Evra originally came to Old Trafford as back up for Argentine Gabriel Heinze, who had picked up the Supporters’ Player of the Year Award for the 2004/2005 season. The tenacious Frenchman, signed from Monaco, not only took Heinze’s place in the team but grew to become an integral part of a defence which won five league titles and a Champions League, eventually becoming club captain.
Cole has also been a cornerstone for club and country, making 229 appearances for The Blues after a controversial move from rivals Arsenal. Tough-tackling, reliable and quick; he is one of the few English players to be accepted in the ‘world class’ bracket, winning every major domestic and European trophy at Stamford Bridge.
Are the men chosen to replace the legendary left-backs up to the task? We analysed the performances of Luke Shaw (United’s summer signing from Southampton) and Felipe Luis (Chelsea’s new man from Atletico Madrid) and compared them with the figures produced by Cole and Evra for the 2013/2014 season.
The role of the modern day full-back includes almost as many attacking responsibilities as defensive, and in this respect both Luis and Shaw fit the bill. Evra (2.08 per game) and Cole (2.17) broke the opposition’s 1st defensive line markedly less than Shaw (3.88) and Luis (3.2) indicating the added penetration both teams might benefit from next season.
“Luke is the type of player who can play up the entire wing,” said Shaw’s manager at Southampton, Mauricio Pochettino. “He can attack and defend with equal ability.” It was a complement which could have easily been paid to Evra and Cole in their prime, but would the statement still apply to the veterans?

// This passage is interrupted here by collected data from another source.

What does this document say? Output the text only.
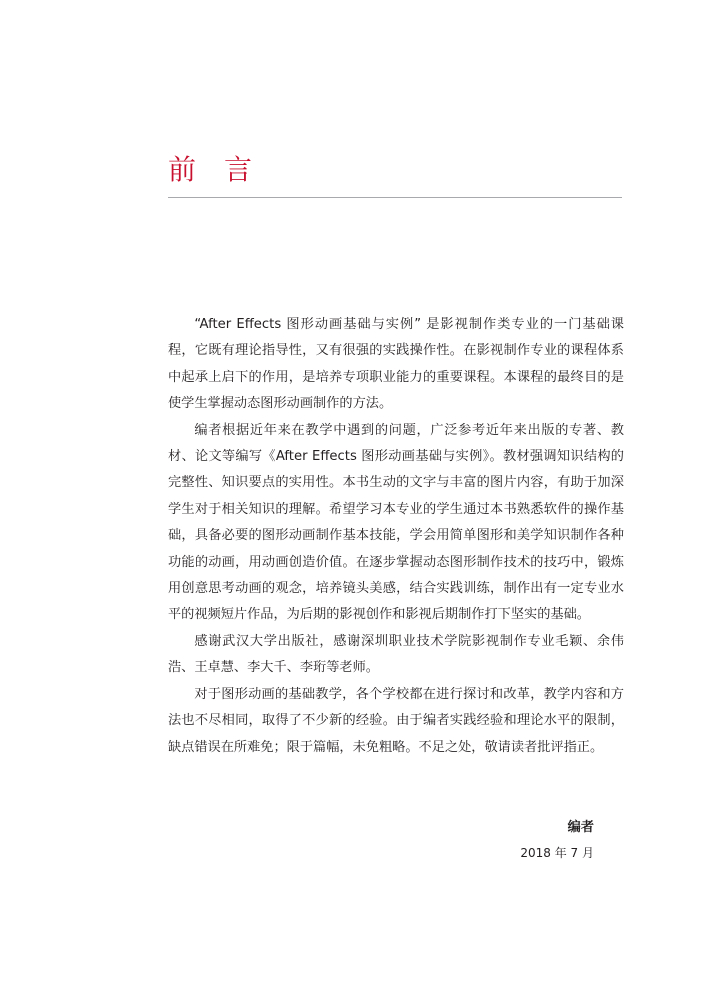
前　言

“After Effects 图形动画基础与实例” 是影视制作类专业的一门基础课程，它既有理论指导性，又有很强的实践操作性。在影视制作专业的课程体系中起承上启下的作用，是培养专项职业能力的重要课程。本课程的最终目的是使学生掌握动态图形动画制作的方法。

编者根据近年来在教学中遇到的问题，广泛参考近年来出版的专著、教材、论文等编写《After Effects 图形动画基础与实例》。教材强调知识结构的完整性、知识要点的实用性。本书生动的文字与丰富的图片内容，有助于加深学生对于相关知识的理解。希望学习本专业的学生通过本书熟悉软件的操作基础，具备必要的图形动画制作基本技能，学会用简单图形和美学知识制作各种功能的动画，用动画创造价值。在逐步掌握动态图形制作技术的技巧中，锻炼用创意思考动画的观念，培养镜头美感，结合实践训练，制作出有一定专业水平的视频短片作品，为后期的影视创作和影视后期制作打下坚实的基础。

感谢武汉大学出版社，感谢深圳职业技术学院影视制作专业毛颖、余伟浩、王卓慧、李大千、李珩等老师。

对于图形动画的基础教学，各个学校都在进行探讨和改革，教学内容和方法也不尽相同，取得了不少新的经验。由于编者实践经验和理论水平的限制，缺点错误在所难免；限于篇幅，未免粗略。不足之处，敬请读者批评指正。

编者
2018 年 7 月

Looking at dribbles, again there is no contest. Shaw had 286 solo runs with the ball last season dwarfing the total of Evra (132), while Luis (137) also has the upper hand on Cole (51) in this respect. While Evra (4.83 per game) and Shaw (4.7) are both keen crossers, Cole (1.18) puts aerial balls into the box much less than his replacement Luis (3.8).
Build-up play is another area in which the new boys excel. Shaw’s 24.22% average of ‘good actions’ when building attacks bests the 14.98% of Evra, while Luis (24%) has a similar advantage over Cole (14.96%).
You might think the old guard would stack up better defensively than their offensively capable replacements – wrong. Some 22.7% of Shaw’s defensive actions with the opposition in control of the ball in a dangerous area were classed as ‘good’ compared to 18.4% of Evra’s. Meanwhile Luis’s 28% gets the better of Cole’s 16.2%.
There is no substitute for experience, but what Luis and Shaw lack in Premier League appearances, they certainly make up for in industry and effectiveness all over the pitch.